United States or Mongolia ? Vote for the TOP Country of the Week !


In de kleine eetzaal van het Hotel Espérance bestelden wij een klein ontbijt en Antoon, door mij hiertoe dringend aangespoord kon eindelijk breedvoerig vertellen hoe de tragische gebeurtenis ontstaan was. Hij deed het met dien eenvoud, welken ik zoo bewonder bij hem en die schijnbaar zoo zeer strijdt met de gewone daden van dezen uitstekenden kameraad. Antoon Menschaert is nog jong.

De heer keek me in het aangezicht en, ofschoon hij onder de zwarte randen van zijn galahoed zoo wit uitblekte als een doode, herkende ik in hem, niet zonder verwondering, mijn goeden vriend Menschaert, den toondichter. "Wel, Antoon," zei ik stil, "wat gebeurt hier?" Hij hief zenuwachtig zijne schouders op.

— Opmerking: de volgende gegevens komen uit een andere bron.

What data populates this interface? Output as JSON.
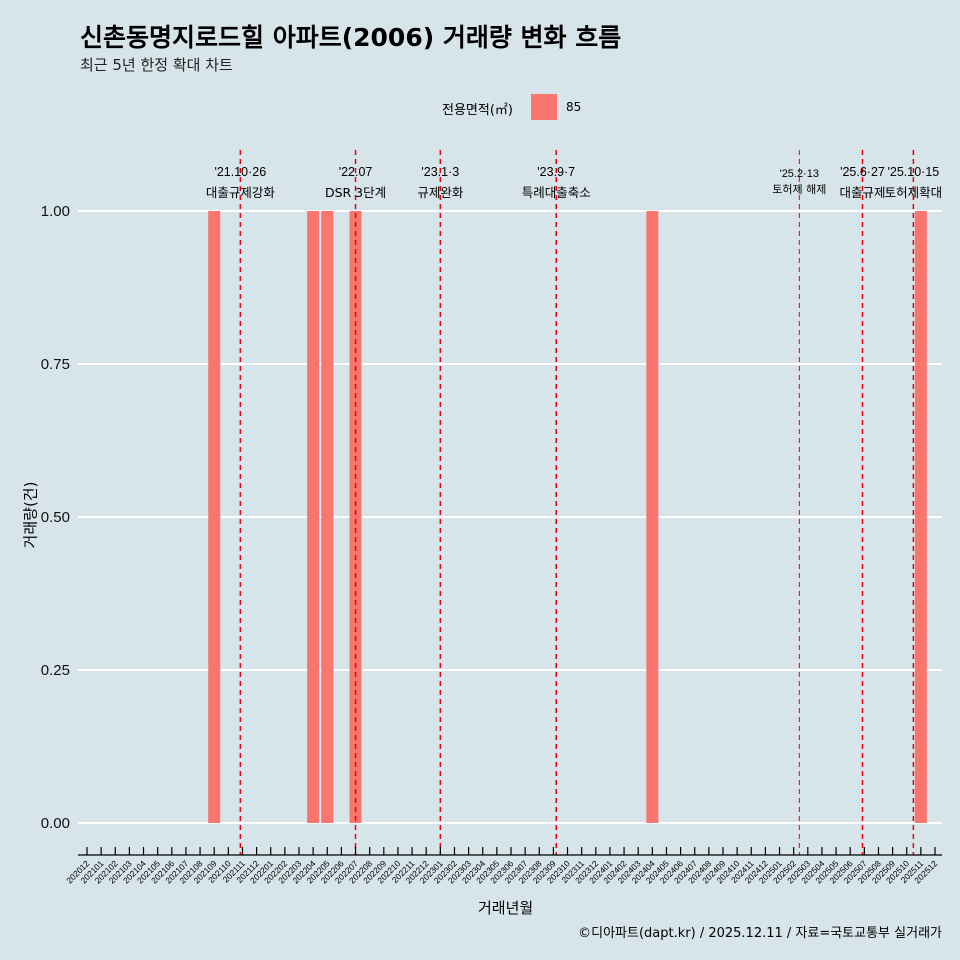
{
  "header": {
    "title": "신촌동명지로드힐 아파트(2006) 거래량 변화 흐름",
    "subtitle": "최근 5년 한정 확대 차트"
  },
  "legend": {
    "title": "전용면적(㎡)",
    "items": [
      {
        "label": "85",
        "color": "#f8766d"
      }
    ]
  },
  "caption": "©디아파트(dapt.kr) / 2025.12.11 / 자료=국토교통부 실거래가",
  "chart_data": {
    "type": "bar",
    "title": "신촌동명지로드힐 아파트(2006) 거래량 변화 흐름",
    "xlabel": "거래년월",
    "ylabel": "거래량(건)",
    "ylim": [
      0,
      1
    ],
    "yticks": [
      "0.00",
      "0.25",
      "0.50",
      "0.75",
      "1.00"
    ],
    "categories": [
      "202012",
      "202101",
      "202102",
      "202103",
      "202104",
      "202105",
      "202106",
      "202107",
      "202108",
      "202109",
      "202110",
      "202111",
      "202112",
      "202201",
      "202202",
      "202203",
      "202204",
      "202205",
      "202206",
      "202207",
      "202208",
      "202209",
      "202210",
      "202211",
      "202212",
      "202301",
      "202302",
      "202303",
      "202304",
      "202305",
      "202306",
      "202307",
      "202308",
      "202309",
      "202310",
      "202311",
      "202312",
      "202401",
      "202402",
      "202403",
      "202404",
      "202405",
      "202406",
      "202407",
      "202408",
      "202409",
      "202410",
      "202411",
      "202412",
      "202501",
      "202502",
      "202503",
      "202504",
      "202505",
      "202506",
      "202507",
      "202508",
      "202509",
      "202510",
      "202511",
      "202512"
    ],
    "series": [
      {
        "name": "85",
        "color": "#f8766d",
        "points": [
          {
            "x": "202109",
            "y": 1
          },
          {
            "x": "202204",
            "y": 1
          },
          {
            "x": "202205",
            "y": 1
          },
          {
            "x": "202207",
            "y": 1
          },
          {
            "x": "202404",
            "y": 1
          },
          {
            "x": "202511",
            "y": 1
          }
        ]
      }
    ],
    "annotations": [
      {
        "x": "202110",
        "offset": 0.85,
        "date": "'21.10·26",
        "label": "대출규제강화",
        "small": false
      },
      {
        "x": "202207",
        "offset": 0,
        "date": "'22.07",
        "label": "DSR 3단계",
        "small": false
      },
      {
        "x": "202301",
        "offset": 0,
        "date": "'23.1·3",
        "label": "규제완화",
        "small": false
      },
      {
        "x": "202309",
        "offset": 0.2,
        "date": "'23.9·7",
        "label": "특례대출축소",
        "small": false
      },
      {
        "x": "202502",
        "offset": 0.4,
        "date": "'25.2·13",
        "label": "토허제 해제",
        "small": true
      },
      {
        "x": "202506",
        "offset": 0.87,
        "date": "'25.6·27",
        "label": "대출규제",
        "small": false
      },
      {
        "x": "202510",
        "offset": 0.47,
        "date": "'25.10·15",
        "label": "토허제확대",
        "small": false
      }
    ]
  }
}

We drumden langs de gevels der huizen en beletten niets van het aanzwellend dagbedrijf. We liepen verstrooid over de pletsende dweilen van gebogen dienstmeisjes, die zich oprechtten dan, gestoord in den kuisch, en ons wat toesnauwden van op de drempels. Ik was zeer bekommerd en luisterde nauwelijks naar het stil, afgebroken gepraat van Menschaert.

Maar toen ik naderhand een stap nog waagde, werd mij plots het gaslicht een mist van groene dampen en voelde ik den klauw van een zonderling monster, dat, gelijk een nachtmerrie, mijne keel toenijpen kwam. Ik had, geloof ik, een korten gil geslaakt.... Het was half-zeven, als ik met Menschaert die akelige herberg verliet.

Ik hernam, diep ademhalend: "Uw zoon moedertje ... uw zoon Johan...." Ze deed stil: "Hâ-â!" Heel stil. En ze sloot langzaam hare oogen. Ze zonk achterover, in de rokjes van poppen, tegen den muur. En nog verliet die akelige glimlach hare lippen niet.... Antoon Menschaert was toegesneld. Ze voelde zijne armen om haar, roerde haar mond.